“Così piccolo, così potente”: il 5X1000 a Fondazione Foresta rompe il silenzio sulla fertilità maschile

Il tema della denatalità è sempre più centrale nelle politiche socio-sanitarie di tutta Europa. In Francia, il governo ha varato un piano per la preservazione della fertilità che prevede l’invio di una comunicazione a tutti i 29enni per informarli sui limiti biologici della fertilità e sulle possibilità di preservarla, oltre al rafforzamento dei percorsi di accesso alla crioconservazione degli ovociti per le donne. Il Presidente Macron lo definisce “riarmo demografico” per contrastare il forte calo della fertilità che conta meno di 700 mila nuovi nati nel 2023. 

In Toscana il dibattito si è acceso attorno alla possibilità di sostenere economicamente il congelamento degli ovociti e, più in generale, attorno a una maggiore attenzione pubblica alla procreazione medicalmente assistita (PMA). Il tema è diventato da diverso tempo una questione di sanità pubblica con le Regioni che però hanno regole e ritmi differenziati con l’età di accesso alla PMA e l’organizzazione dei servizi. Anche le imprese private iniziano a muoversi: il caso Diesel, con l’inserimento del congelamento degli ovuli tra i benefit aziendali, ha mostrato che la fertilità è ormai entrata anche nel linguaggio del welfare, sollevando alcune critiche. 
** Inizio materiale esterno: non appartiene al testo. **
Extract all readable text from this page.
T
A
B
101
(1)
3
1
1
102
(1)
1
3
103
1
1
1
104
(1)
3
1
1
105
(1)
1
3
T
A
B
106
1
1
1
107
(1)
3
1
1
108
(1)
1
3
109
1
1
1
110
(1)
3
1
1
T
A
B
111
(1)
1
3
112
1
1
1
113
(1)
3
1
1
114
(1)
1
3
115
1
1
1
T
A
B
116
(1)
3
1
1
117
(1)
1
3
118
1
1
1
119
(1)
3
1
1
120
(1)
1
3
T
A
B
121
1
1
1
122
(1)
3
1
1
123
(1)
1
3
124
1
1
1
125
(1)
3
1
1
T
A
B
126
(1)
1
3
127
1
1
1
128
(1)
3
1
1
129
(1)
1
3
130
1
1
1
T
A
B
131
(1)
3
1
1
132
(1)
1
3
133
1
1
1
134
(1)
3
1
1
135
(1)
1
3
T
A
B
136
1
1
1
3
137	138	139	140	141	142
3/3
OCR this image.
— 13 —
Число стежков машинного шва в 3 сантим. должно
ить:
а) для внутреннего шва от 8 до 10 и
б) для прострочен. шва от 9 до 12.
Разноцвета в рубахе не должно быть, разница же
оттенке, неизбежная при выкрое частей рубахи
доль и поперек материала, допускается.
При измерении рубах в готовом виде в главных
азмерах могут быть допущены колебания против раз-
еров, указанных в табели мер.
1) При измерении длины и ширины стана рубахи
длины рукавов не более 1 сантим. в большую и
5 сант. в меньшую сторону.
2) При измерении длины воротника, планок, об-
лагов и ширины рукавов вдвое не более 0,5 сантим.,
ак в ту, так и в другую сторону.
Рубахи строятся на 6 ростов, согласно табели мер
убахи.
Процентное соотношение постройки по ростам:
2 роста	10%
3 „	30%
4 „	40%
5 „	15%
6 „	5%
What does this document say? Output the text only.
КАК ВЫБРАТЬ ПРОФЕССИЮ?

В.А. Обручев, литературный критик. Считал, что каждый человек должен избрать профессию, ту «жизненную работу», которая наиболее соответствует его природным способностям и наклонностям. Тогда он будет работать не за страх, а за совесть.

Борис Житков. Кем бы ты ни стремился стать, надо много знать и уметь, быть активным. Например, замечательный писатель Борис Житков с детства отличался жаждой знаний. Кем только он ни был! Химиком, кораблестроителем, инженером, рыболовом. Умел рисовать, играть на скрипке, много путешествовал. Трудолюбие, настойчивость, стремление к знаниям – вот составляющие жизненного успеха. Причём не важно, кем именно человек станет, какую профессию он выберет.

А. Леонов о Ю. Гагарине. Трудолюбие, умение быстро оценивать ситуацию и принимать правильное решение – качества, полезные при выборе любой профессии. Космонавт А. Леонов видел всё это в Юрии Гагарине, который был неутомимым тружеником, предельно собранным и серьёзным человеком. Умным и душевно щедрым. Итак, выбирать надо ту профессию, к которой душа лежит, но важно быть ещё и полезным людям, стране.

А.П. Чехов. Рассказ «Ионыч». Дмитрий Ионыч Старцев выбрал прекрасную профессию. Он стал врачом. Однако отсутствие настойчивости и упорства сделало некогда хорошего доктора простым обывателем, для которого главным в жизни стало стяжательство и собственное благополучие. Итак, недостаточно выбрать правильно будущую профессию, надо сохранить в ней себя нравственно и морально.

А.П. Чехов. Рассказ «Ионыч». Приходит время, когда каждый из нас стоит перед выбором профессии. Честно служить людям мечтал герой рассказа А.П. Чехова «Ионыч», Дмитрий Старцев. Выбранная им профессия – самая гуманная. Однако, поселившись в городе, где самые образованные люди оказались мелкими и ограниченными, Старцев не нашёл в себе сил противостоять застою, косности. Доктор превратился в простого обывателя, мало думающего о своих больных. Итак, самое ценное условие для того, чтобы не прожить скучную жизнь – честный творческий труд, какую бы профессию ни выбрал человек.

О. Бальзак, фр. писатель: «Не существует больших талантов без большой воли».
È su questo tema su cui si focalizza la nuova campagna 5×1000 di Fondazione Foresta ETS, “Così piccolo, così potente”, riferendosi allo spermatozoo e al suo viaggio verso l’ovocita. Ma non solo. In occasione della campagna, Fondazione Foresta ETS riafferma la propria missione civile e scientifica ponendosi come interlocutore autorevole per le istituzioni.

“Consapevole che la crisi demografica non si risolve con annunci, ma con una strategia clinica e sociale di lungo respiro, dichiariamo la nostra piena disponibilità a partecipare a un tavolo di confronto tecnico con il Governo e le principali società scientifiche”, dichiara il professor Carlo Foresta, presidente e fondatore della Fondazione. “L’obiettivo è trasformare la prevenzione dell’infertilità e la tutela della salute riproduttiva maschile in pilastri dell’agenda pubblica, portando proposte concrete basate su vent’anni di ricerca e screening sul campo per contrastare efficacemente la denatalità in Italia. La fertilità non può più essere considerata un fatto privato da affrontare tardi, quando il problema è già esploso e diventa più difficile da trattare, allungando ulteriormente i tempi per la ricerca di un figlio quando già le coppie si avvicinano sempre più tardi alla genitorialità”.

Ed è proprio qui che la campagna di Fondazione Foresta ETS assume un significato che va oltre la raccolta fondi. Perché, se da un lato chiede ai cittadini di sostenere concretamente attività già esistenti, dall’altro ricorda alle istituzioni che l’infertilità non si affronta con slogan sulla natalità. La Fondazione, anche attraverso i propri progetti nelle scuole e le campagne di prevenzione, lavora esattamente in questa direzione. 

“Questo tema si affronta con informazione precoce, prevenzione, educazione sessuale, accesso agli screening, ricerca clinica e strumenti che permettano ai giovani di conoscere davvero i tempi e i rischi della propria salute riproduttiva”, conclude Foresta. “Il punto, allora, è semplice: se in Francia il tema è arrivato al centro dell’agenda pubblica e se anche regioni e aziende iniziano a interrogarsi su strumenti concreti, l’Italia non può continuare a parlare di denatalità ignorando la prevenzione dell’infertilità. Il rischio è di trasformare un problema sanitario e sociale in un dibattito ideologico. E invece servirebbe una scelta politica chiara: riconoscere che tutelare la fertilità significa tutelare la salute. Bisogna informare i giovani prima, spiegare i fattori di rischio, rendere accessibili controlli e percorsi di tutela della fertilità e da parte dello Stato incentivare il welfare per le giovani coppie con figli”.